Las Vegas, NV-based Southwest Gas Corp., the gas-only utility distributor to 1.6 million customers in three states, reported decreased first-quarter profits, with warmer-than-normal weather and higher operating costs cited as the chief culprits. Net income was $32.8 million, or 88 cents/basic share, in the first quarter, down from $41 million, or $1.19/basic share, in the same period in 2004.

For the 12-month period ending March 31, 2005, net income was $48.6 million, or $1.35/basic share, compared with $54 million, or $1.59/basic share, for the same 12 months ending a year earlier. Southwest said “a decline in operating results from the gas utility operations was partially offset by improved results for its construction services unit.”
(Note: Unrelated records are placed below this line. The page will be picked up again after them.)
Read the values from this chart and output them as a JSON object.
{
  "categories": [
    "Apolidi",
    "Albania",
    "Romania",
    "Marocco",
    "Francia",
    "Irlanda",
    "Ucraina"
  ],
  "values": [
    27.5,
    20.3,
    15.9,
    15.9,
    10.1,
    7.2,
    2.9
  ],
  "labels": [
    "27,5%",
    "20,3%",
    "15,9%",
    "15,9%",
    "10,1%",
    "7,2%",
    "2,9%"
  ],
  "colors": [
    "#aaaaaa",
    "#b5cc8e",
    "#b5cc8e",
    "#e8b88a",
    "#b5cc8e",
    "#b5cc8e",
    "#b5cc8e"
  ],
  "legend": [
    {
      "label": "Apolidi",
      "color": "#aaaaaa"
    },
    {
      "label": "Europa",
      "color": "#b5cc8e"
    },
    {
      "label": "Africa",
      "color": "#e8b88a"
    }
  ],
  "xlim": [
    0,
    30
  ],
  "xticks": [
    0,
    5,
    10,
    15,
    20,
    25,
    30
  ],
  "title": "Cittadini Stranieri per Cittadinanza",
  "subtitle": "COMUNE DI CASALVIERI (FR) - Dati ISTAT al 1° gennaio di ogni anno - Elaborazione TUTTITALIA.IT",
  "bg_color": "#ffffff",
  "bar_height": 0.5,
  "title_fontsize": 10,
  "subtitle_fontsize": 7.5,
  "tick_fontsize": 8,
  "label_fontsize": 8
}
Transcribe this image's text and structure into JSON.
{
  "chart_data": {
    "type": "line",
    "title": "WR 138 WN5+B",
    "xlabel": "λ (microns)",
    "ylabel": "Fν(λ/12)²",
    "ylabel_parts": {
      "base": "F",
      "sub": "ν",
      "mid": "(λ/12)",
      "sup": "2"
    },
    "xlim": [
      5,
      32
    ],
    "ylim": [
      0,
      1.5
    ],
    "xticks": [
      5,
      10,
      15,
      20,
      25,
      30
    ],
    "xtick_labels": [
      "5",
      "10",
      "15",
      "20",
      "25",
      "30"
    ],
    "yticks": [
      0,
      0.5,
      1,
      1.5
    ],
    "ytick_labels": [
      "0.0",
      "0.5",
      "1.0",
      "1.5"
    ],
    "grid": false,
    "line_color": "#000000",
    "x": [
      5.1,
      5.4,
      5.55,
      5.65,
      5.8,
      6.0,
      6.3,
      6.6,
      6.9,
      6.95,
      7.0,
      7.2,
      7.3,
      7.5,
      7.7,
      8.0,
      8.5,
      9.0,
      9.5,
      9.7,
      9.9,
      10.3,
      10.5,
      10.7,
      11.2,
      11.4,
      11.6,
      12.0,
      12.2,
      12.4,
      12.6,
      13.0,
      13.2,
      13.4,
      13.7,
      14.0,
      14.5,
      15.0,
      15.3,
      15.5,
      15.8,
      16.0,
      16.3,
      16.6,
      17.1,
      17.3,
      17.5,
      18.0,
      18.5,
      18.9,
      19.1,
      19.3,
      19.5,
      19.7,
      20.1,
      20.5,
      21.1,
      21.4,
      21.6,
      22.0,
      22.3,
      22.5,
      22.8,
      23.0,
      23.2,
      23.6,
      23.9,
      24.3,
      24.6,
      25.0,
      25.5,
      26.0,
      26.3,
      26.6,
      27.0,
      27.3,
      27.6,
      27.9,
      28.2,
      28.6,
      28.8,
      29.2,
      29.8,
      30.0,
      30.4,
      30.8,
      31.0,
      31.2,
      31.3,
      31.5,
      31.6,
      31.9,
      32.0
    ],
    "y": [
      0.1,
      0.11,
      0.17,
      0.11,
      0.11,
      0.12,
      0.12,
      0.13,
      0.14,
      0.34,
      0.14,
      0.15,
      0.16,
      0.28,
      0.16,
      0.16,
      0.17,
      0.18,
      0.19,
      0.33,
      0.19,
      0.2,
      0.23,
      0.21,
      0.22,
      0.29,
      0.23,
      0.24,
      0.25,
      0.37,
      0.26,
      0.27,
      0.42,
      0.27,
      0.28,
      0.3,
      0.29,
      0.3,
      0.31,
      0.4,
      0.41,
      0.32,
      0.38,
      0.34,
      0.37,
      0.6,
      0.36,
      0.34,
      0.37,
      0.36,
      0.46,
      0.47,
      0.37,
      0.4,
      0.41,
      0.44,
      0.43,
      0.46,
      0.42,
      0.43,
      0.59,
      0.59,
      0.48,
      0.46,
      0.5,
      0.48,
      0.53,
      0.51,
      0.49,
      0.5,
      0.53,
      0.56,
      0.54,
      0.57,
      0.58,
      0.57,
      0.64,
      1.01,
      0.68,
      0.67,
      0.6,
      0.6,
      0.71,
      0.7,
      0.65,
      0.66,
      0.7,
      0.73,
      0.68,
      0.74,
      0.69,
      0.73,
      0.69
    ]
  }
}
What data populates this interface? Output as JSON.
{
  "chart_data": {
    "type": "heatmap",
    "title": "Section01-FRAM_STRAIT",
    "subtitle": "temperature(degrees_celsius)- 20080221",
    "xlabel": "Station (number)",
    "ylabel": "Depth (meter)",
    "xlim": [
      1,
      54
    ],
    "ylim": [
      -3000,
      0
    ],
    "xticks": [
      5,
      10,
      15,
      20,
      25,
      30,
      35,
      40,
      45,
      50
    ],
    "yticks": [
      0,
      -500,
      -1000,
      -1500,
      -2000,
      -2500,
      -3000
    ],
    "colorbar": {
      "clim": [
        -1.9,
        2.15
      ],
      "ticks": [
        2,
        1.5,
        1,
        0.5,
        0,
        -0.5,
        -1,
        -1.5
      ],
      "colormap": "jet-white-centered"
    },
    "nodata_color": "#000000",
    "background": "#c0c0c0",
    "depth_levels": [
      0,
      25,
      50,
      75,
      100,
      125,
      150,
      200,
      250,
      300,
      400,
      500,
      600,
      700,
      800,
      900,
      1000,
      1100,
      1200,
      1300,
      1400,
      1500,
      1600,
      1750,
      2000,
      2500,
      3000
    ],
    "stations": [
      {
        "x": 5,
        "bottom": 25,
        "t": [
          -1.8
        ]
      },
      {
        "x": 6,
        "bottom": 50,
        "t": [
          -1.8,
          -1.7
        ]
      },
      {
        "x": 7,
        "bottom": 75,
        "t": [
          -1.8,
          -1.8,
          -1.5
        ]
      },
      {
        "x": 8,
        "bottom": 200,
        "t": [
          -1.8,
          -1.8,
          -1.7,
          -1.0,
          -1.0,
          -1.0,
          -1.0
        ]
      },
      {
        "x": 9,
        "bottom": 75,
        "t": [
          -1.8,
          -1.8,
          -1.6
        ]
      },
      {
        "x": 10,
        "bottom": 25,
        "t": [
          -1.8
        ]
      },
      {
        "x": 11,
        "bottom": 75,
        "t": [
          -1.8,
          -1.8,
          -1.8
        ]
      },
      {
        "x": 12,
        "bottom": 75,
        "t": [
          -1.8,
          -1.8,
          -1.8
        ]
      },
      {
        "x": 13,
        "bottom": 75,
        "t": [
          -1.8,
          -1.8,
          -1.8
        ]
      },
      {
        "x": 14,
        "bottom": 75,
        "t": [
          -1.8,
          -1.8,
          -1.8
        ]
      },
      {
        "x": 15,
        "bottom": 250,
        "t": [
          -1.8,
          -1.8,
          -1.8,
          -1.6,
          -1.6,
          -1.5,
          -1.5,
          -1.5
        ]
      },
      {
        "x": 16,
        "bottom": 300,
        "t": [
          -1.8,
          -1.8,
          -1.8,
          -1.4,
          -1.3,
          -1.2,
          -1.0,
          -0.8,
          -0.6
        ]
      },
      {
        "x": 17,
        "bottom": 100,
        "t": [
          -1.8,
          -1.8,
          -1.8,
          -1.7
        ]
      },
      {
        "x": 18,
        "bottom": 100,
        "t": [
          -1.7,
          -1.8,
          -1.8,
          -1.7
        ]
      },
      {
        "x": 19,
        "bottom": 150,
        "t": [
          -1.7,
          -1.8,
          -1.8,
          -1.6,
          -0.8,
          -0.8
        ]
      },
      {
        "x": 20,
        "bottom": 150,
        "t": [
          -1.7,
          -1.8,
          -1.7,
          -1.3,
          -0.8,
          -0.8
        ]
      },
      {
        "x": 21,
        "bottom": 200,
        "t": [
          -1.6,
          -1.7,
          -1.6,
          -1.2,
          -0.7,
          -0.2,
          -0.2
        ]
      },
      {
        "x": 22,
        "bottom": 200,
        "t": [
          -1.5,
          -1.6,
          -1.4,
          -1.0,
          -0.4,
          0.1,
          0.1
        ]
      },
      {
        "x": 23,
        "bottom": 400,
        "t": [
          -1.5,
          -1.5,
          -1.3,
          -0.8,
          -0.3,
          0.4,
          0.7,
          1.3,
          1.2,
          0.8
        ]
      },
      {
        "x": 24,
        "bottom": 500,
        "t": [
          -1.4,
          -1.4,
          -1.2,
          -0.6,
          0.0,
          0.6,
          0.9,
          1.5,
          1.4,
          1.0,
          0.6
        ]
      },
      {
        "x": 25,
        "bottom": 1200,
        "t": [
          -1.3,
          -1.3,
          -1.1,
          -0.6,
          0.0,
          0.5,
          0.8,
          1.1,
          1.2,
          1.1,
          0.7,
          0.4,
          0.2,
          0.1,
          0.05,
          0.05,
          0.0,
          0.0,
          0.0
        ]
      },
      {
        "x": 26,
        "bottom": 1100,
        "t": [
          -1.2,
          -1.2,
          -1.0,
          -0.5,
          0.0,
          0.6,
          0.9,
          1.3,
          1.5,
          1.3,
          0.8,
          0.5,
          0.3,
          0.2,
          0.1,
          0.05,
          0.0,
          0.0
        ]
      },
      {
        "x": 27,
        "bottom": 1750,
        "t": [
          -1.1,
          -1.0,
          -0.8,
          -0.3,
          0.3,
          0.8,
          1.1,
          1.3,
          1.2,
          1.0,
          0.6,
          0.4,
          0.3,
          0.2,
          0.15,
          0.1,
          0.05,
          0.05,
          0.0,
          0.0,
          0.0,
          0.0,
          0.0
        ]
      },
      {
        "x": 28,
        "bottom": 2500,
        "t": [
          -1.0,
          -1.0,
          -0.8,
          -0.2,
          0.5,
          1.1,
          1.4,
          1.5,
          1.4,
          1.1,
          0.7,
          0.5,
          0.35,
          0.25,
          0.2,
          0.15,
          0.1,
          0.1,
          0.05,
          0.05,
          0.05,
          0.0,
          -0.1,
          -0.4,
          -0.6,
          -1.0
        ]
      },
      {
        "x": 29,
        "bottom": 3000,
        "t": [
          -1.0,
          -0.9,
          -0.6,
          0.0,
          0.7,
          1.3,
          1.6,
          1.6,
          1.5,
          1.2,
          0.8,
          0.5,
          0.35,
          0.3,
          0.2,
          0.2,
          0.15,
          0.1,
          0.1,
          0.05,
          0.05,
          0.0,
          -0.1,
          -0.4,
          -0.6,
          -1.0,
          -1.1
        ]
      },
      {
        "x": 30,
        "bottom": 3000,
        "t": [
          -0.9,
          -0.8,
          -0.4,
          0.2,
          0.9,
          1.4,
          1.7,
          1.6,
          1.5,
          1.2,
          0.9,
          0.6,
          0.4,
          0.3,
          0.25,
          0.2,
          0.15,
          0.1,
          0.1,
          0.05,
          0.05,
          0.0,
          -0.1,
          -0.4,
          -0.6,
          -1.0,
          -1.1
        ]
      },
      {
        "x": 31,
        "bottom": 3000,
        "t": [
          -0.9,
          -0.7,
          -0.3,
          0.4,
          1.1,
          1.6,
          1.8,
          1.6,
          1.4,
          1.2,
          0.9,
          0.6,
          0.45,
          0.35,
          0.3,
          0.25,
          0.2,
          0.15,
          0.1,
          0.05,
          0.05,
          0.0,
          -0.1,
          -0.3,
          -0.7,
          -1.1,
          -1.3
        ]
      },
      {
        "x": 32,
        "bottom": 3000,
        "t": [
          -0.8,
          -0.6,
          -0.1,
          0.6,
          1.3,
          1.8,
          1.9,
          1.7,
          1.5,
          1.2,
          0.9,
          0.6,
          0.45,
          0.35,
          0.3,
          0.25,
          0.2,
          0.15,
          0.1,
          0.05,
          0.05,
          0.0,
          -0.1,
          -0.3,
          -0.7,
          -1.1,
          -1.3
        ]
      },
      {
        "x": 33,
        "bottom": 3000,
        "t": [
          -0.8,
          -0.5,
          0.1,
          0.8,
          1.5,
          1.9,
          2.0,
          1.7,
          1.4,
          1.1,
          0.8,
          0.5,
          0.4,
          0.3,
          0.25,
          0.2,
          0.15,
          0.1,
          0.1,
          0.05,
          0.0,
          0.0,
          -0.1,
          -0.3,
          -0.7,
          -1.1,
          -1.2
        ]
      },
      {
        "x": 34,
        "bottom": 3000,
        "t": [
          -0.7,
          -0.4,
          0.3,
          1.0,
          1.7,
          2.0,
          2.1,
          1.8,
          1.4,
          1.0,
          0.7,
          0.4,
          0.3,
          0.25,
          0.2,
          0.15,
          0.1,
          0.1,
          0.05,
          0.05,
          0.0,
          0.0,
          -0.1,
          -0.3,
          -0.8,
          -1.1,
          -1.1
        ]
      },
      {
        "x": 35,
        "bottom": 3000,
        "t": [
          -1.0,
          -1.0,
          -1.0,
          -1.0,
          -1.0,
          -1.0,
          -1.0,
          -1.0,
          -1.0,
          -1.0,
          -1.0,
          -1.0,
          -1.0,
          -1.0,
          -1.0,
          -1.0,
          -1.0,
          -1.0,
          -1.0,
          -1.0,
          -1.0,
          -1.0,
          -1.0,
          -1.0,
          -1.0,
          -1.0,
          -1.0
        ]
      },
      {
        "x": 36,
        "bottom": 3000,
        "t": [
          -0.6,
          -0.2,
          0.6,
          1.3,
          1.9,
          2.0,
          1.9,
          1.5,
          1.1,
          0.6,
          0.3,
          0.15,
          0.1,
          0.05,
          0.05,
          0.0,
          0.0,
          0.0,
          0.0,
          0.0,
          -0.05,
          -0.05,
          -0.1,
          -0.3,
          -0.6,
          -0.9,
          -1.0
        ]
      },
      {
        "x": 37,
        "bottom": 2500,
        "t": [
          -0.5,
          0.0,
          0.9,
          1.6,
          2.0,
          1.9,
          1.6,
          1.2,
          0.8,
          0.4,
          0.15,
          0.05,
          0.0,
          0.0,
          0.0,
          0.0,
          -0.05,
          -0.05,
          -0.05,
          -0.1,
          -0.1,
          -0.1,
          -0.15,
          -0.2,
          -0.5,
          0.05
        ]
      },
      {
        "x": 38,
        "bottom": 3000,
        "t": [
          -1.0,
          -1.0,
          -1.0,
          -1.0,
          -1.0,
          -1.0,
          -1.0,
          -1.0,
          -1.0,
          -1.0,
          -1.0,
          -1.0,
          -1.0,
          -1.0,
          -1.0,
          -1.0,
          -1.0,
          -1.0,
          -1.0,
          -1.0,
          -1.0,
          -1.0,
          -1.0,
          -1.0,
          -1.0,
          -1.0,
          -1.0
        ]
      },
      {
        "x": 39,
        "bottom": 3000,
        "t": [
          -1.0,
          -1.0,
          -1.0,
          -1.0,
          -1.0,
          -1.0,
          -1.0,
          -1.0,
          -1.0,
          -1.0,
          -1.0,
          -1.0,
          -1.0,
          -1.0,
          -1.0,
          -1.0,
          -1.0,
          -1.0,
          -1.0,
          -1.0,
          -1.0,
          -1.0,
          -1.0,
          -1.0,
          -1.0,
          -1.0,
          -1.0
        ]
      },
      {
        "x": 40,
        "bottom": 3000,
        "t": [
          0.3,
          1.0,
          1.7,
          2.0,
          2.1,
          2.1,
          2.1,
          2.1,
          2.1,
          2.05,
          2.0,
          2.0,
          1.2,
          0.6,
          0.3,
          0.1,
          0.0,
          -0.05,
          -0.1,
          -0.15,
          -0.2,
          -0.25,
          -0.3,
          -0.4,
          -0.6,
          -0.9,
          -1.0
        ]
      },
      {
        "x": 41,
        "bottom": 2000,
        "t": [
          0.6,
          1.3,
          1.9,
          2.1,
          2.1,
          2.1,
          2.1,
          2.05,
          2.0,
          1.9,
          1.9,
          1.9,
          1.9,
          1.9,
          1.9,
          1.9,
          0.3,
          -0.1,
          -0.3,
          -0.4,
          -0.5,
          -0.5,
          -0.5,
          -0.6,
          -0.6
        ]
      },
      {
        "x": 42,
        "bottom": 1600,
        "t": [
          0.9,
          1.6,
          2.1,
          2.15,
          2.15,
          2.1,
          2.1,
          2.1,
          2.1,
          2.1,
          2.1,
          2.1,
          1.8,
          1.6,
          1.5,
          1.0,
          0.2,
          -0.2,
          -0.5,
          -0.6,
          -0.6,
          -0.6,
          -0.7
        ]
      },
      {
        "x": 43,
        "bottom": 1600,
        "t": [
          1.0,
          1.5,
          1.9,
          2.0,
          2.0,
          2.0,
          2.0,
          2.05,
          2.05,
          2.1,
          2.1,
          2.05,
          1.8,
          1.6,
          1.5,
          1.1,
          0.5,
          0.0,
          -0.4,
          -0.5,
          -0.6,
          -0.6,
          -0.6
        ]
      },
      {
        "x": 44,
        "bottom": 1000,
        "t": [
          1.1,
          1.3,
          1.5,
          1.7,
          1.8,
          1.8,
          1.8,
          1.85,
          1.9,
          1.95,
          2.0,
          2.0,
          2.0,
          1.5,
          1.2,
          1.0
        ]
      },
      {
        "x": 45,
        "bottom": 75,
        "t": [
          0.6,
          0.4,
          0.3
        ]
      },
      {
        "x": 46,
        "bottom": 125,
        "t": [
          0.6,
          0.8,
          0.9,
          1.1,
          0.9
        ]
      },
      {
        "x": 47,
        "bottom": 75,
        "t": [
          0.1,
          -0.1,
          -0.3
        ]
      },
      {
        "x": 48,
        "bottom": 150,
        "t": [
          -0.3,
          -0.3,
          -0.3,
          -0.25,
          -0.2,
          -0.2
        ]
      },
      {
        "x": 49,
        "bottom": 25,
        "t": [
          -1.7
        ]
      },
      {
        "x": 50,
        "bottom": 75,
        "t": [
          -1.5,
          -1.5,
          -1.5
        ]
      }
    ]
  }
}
A key part of the decline was the lack of a rate decision in Arizona, Southwest’s largest operating area, according to CEO Jeffrey Shaw. “Rate design changes in recent rate case decisions in Nevada and California have mitigated the impact of weather on operating margins, and rate relief granted in these jurisdictions has helped compensate for increased costs,” Shaw said, adding that financial results from Arizona, however, reflect the impact of weather and the increased costs.

“The rate case on file in Arizona addresses these rate design and rate relief issues, and we are hopeful that a favorable decision will be received later this year.”

For the quarter, Southwest’s net operating expenses and financing costs both jumped up 6%, while overall customer growth continued at 5%, one of the fastest rates in the nation.